In my previous post I included this quotation without giving a source. It is of course from the final Mowgli story, The Spring Running’ from Kipling’s The Second Jungle Book. I’ve been pondering over those lines, with their elegiac note as the now -adult Mowgli leaves the forest. As the old half-blind bear Baloo ( which is of course the Hindi word for the sloth bear) puts it ‘who shall question Man in his ways?’. I saw a Sloth Bear yesterday in the Park, just long enough to register the thought that the black object shuffling through the bushes looked like an old man in a badly fitting scruffy fur coat. It’s an easy mistake to make as the wealth of names thrown up by bear cults around the world suggest. Many years ago while a research student I came across a lovely book on the Circumpolar Bear Cult in the Northern Hemisphere by an anthropologist in the 1920′s. I wish I had it now to dip into as it is a treasure trove of curious myth and fable about what traditional cultures call the Big Fellow. Kipling of course has a chilling poem about Adam Zad (Son of Adam) the traditional name for the bear amongst the Kashmiris, which is a barely-veiled warning against Russian Imperialism in Asia. He so disliked Russia that his last will insisted that there should be no investment in Russian stocks by his executors.
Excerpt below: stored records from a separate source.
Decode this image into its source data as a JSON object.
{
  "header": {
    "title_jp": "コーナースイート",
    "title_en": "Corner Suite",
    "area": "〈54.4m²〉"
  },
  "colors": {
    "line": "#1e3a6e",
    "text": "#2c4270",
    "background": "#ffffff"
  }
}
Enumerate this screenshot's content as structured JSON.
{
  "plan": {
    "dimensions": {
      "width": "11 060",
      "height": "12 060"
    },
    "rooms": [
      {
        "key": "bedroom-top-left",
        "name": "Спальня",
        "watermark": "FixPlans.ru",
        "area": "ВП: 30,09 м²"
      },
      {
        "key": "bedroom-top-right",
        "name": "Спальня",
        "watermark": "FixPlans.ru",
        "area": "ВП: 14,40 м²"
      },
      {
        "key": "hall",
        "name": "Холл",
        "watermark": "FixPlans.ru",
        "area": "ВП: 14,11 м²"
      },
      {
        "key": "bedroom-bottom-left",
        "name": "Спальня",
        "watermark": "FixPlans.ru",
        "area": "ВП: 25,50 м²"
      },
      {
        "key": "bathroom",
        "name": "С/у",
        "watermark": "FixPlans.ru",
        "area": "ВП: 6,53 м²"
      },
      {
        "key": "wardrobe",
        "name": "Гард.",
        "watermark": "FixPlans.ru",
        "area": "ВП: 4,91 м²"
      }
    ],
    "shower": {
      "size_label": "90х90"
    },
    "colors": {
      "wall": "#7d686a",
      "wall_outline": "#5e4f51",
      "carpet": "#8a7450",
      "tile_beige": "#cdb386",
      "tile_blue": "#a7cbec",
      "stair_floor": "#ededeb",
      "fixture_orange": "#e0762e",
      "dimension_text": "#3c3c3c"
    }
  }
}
I’ve reproduced the first two stanzas below, but should say that I was once charged by a sloth bear protecting her cub in Chitwan in Nepal. Luckily I was in a group and she backed off after a threat display but the speed of the angry mother was terrifying.

 

YEARLY, with tent and rifle, our careless white men go
By the Pass called Muttianee, to shoot in the vale below.
Yearly by Muttianee he follows our white men in -
Matun, the old blind beggar, bandaged from brow to chin.

Eyeless, noseless, and lipless – toothless, broken of speech,
Seeking a dole at the doorway he mumbles his tale to each;
Over and over the story, ending as he began:
“Make ye no truce with Adam-zad – the Bear that walks like a Man!